Of course, all problems were not suddenly solved forever. I still missed just as many first serves, still threw in ugly shank backhands at inopportune moments, and still hit my share of ill-advised crosscourt approaches—there was nothing the Djoker’s racquet could do about that.
It’s been a good abbreviated summer on the courts nonetheless, and the bigger stick has given me some new life, and perhaps new prospects for improvement. I’ve been able to move back farther behind the baseline again, a particular pleasure for anyone who plays in New York. There’s rarely much room behind any court here, but a couple of them at my club do give you some space. It’s fun to roam, take time to set up, launch topspin balls from far away—we always tell Gael Monfils to move up in the court, but I can see the appeal of hanging back, even if it isn't the smartest way to go.
On humid weekday afternoons I’ve gotten to play on an otherwise empty set of courts, with only the rising sound of the cicadas all around us for company. In the evenings, I’ve played until the only thing you can see is the yellow of the tennis ball coming out of the dusk. I’ve been unable to get any number of songs out of my head as I’ve played; today’s was “Marianne,” by Nolan Strong and the Diablos, not a bad tune to have stuck in there. And I’ve given myself the usual wide variety of instructions and reminders in my mind: “Reach up” for my serve; “hit out” on my second delivery; “attack the ball” on returns. I even tried a tribute to my favorite departing TV show this year, Friday Night Lights: “Clear eyes, full hearts, can’t lose," I mumbled to myself as one set began. Just so you know, it’s not true.
I also, for a few games, found the Zone. They say it’s a peaceful, Zen kind of place, where you can’t miss even if you tried, and that is how it felt. I really didn’t think I could miss a forehand from any part of the court, and for the span of maybe 20 minutes I didn’t. And then it was over. There was no explaining it's coming, or it’s going; it wasn’t connected to anything I told myself or what I ate that day or how much sleep I had or even what I was consciously thinking. One minute I felt like if I swung all out at a forehand, whether it was high or low, crosscourt or down the line, it was going to find the corner. But by the start of the next set, I felt different as I swung. It felt like the ball might go out, might sail long if I took a big cut, and that made all the difference. I didn’t start shanking forehands all over the place, but I stopped hitting winners.
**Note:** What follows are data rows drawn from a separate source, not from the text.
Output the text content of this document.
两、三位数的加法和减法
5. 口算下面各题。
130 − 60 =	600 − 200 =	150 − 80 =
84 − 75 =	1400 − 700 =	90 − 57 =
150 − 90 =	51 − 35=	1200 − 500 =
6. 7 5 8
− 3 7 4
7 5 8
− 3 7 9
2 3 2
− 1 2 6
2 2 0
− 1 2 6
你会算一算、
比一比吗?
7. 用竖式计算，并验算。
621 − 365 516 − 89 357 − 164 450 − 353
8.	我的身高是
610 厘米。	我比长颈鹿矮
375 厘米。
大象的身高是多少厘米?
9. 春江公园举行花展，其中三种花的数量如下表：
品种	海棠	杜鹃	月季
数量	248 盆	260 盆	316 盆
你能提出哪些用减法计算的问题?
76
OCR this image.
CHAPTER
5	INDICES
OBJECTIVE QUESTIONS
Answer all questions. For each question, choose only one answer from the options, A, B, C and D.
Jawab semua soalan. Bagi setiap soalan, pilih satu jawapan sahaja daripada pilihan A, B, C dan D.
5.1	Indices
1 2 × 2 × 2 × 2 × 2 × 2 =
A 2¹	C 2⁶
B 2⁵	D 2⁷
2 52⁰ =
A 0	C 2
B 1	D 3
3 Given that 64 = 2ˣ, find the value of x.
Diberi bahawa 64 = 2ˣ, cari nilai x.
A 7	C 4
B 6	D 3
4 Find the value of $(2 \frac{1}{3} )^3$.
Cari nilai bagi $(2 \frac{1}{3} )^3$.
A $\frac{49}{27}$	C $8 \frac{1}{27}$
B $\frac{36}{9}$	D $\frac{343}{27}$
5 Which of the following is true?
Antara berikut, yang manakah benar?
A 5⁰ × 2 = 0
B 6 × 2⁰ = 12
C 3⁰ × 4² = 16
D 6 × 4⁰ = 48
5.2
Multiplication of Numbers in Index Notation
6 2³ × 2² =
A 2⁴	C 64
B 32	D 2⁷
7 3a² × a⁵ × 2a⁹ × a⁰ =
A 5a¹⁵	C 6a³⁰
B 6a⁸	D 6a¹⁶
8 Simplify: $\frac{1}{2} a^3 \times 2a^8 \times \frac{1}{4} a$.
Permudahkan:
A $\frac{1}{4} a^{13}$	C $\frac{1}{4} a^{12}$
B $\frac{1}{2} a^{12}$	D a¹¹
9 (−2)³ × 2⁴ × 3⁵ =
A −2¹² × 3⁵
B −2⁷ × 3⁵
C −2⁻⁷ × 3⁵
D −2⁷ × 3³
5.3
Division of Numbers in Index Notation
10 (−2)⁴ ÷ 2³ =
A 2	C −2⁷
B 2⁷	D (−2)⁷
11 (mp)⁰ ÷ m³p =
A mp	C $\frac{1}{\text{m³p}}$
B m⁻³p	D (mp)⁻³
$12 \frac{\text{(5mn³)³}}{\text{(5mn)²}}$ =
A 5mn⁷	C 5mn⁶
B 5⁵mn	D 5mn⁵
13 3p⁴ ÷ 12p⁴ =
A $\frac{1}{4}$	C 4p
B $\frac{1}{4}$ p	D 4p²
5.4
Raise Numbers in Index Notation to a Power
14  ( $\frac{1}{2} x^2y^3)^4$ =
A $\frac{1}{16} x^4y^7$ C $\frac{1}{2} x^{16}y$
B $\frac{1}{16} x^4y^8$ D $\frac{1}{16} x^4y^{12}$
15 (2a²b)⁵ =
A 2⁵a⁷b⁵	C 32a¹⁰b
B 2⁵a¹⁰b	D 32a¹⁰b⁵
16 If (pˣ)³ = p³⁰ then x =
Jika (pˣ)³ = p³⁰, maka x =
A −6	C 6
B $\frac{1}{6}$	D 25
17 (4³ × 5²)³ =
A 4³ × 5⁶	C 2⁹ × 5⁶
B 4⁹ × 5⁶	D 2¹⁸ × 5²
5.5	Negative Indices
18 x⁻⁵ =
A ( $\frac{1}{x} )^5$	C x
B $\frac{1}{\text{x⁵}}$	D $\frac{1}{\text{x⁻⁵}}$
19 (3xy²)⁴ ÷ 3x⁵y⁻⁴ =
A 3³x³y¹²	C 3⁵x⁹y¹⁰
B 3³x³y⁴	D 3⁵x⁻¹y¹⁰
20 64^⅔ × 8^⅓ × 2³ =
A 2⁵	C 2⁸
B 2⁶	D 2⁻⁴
Our confidence, or at least my confidence, seems to move like a pendulum. It swings between poles, and every so often it swings into the elusive zone where you can make the ball go exactly where you want it to go. It’s true, as they say, that when you’re there, you’re not really thinking; your arm takes over for your brain. But it’s not as if you can control this, either. You don't play well every time you stop thinking—more often than not, the opposite is the case.
No, you can’t talk or think you’re way into the Zone. It doesn’t last long. And it’s sad to leave it behind when it does go. But where else in life can you feel, for a few minutes at least, that you can do no wrong?
*****
Have a good weekend and enjoy the rest of Cincy. I'll be back mid-week for the Big Show. Until then, I've got Clarissa and Soft Machine and some time at the beach—what else do you need?